В 80-е − начале 90-х гг. В.А. активно участвовал в работе по так называемым «хоздоговорам». Сейчас уже стало забываться соответствующее понятие: «институт заключает договор с каким-либо министерством, заводом» и т.п. Ну, скажем, хоздоговор по теме «Материально-техническое обеспечение производственного объединения в условиях перехода к рыночным отношениям» (такой договор был с одним из московских производственных объединений, руководителем темы был как раз В.А., а я участвовал в выполнении работ). Сотрудники института обобщают практику, анализируют состояние договорной работы, вырабатывают различного рода рекомендации (например, по определению размера убытков, причиненных поставкой продукции ненадлежащего качества) и т.д.
Такого рода работа приносила определенную пользу и институту, и сотрудникам, принимавшим участие в такой работе, и заказчику. Кроме банального желания заработать 7 7 Оплата примерно равнялась аспирантской стипендии. Иногда чуть больше (100– 150 руб.).
, работа по «хоздоговору» привлекала еще и тем, что благодаря ей можно было увидеть, как реализуется на практике то или иное положение закона, ощутить обусловленность правовых норм и практики их применения соображениями экономического или иного порядка, очень часто увидеть то, что не прочтешь ни в одной книге (некоторые явления напрочь игнорируются учеными, поскольку представляются порочными с точки зрения доктринальной, даже если они имеют всеобщее или достаточно широкое распространение, либо кажутся слишком мелкими с позиций юридической науки). Но ведь для того, чтобы они «казались» слишком «мелкими» (или «крупными»), их надо знать. Может быть благодаря в том числе работе по «хоздоговорам» В.А. в научной работе иногда, «уносясь в заоблачные выси», никогда не забывал вернуться на «грешную землю»: или отталкивался от какой-либо практической потребности, или стремился проследить, к каким практическим последствиям может привести реализация положения, сформулированного доктриной.
Очень внимательный к людям. Он обладал редким даром – он умел слушать и слышать человека. И понять его. С ним можно было посоветоваться, попросить о помощи.
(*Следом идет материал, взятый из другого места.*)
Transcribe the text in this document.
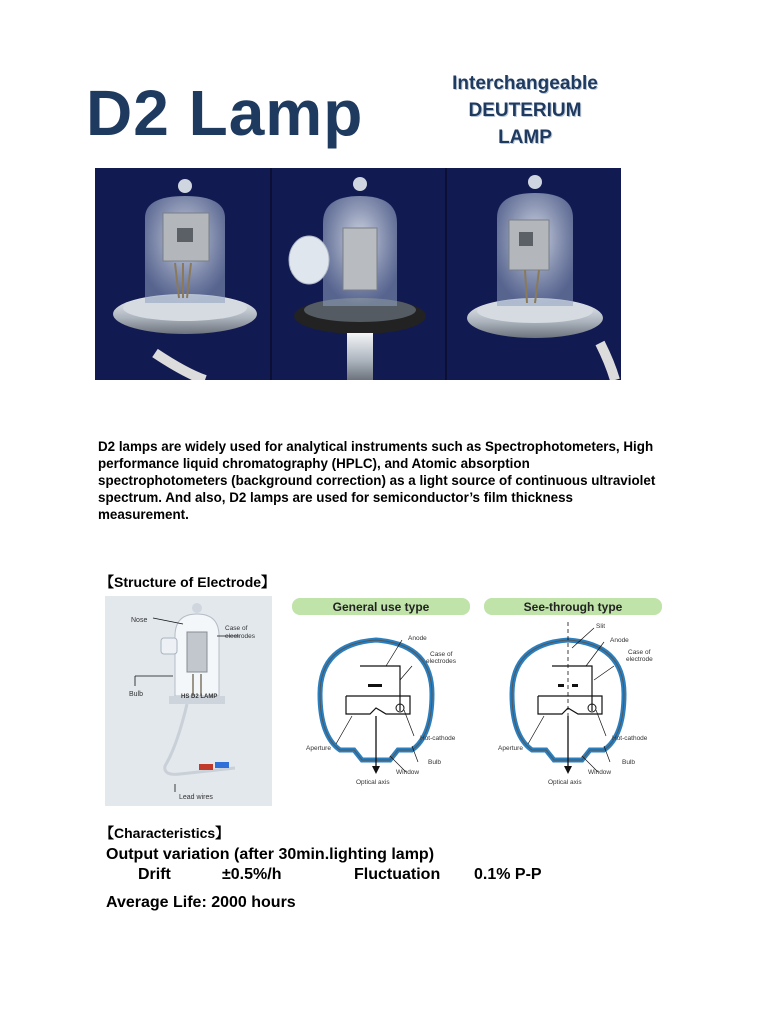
D2 Lamp	Interchangeable
DEUTERIUM
LAMP
D2 lamps are widely used for analytical instruments such as Spectrophotometers, High performance liquid chromatography (HPLC), and Atomic absorption spectrophotometers (background correction) as a light source of continuous ultraviolet spectrum. And also, D2 lamps are used for semiconductor’s film thickness measurement.
【Structure of Electrode】
Nose
Case of electrodes
Bulb	HS D2 LAMP
Lead wires
General use type
Anode
Case of electrodes
Hot-cathode
Aperture
Bulb
Window
Optical axis
See-through type
Slit
Anode
Case of electrode
Hot-cathode
Aperture
Bulb
Window
Optical axis
【Characteristics】
Output variation (after 30min.lighting lamp)
Drift	±0.5%/h	Fluctuation 0.1% P-P
Average Life: 2000 hours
Помогал многим и многим. Словом и делом. (Сам не очень любил просить помощи.) Если, однако, он чувствовал «недобросовестность» говорящего (очевидную неправоту, обман, злоупотребление добрым отношением и т.п.), то проявлялся взрывной характер В.А. В моем присутствии некий «исследователь» как-то попытался изложить В.А. идею о формировании новой отрасли права. Разумеется, за счет права гражданского. Нет нужды говорить, о чем речь, дабы не пропагандировать, на мой взгляд, более чем сомнительные «вещи», тем более что они до сих пор не обнародованы. В.А. прервал настроившегося на длительный монолог «отца-основателя» достаточно резко: «Попытайтесь. Сомневаюсь, что из Ваших потуг что-то выйдет». Впрочем, в последние годы характер его существенно смягчился. В.А. стал гораздо более терпимым. Снисходительнее что ли. Не торопился судить людей (воистину: «Не судите, да не судимы будете»).
В.А. был очень яркий и разносторонний человек.
Прекрасно образованный. Говорящий на безупречном русском языке, не испорченном «внешним» (иноязычным) влиянием. К сожалению, такое «внешнее» влияние всегда было достаточно активным. В последние 15−20 лет мы узнали много «новых» слов и словосочетаний. Проявляется это и в праве. Жонглирование иностранными словами, не всегда понятными слушателю (читателю), вообще стало модным. По-видимому, он (слушатель, читатель) по замыслу говорящего (пишущего) таким образом должен почувствовать свою ущербность и восхититься образованностью (?) излагающего что-либо. В.А. такой метод подачи материала, да и просто способ общения был чужд. В то же время при обсуждении специально юридических проблем он мог легко вспомнить эквивалент какого либо понятия термина на немецком языке, которым владел свободно.
В.А. не был воинствующим радетелем чистоты русского языка. Но он никогда не мог сказать «ми́зерный», «обеспече́ние», «гене́зис» и т.п., хотя большинство именно так и говорит. Интересно, что при всем этом В.А., сам прекрасный стилист, восхищался речью одного из московских профессоров («Как он говорит!»). В.А. мог учить и умел учиться.
Трепетное отношение к русскому языку проявлялось и в том, что, проверяя студенческие курсовые или контрольные работы, В.А. просто не мог не расставить недостающие знаки препинания (или вычеркнуть лишние), исправить грамматические ошибки и т.п.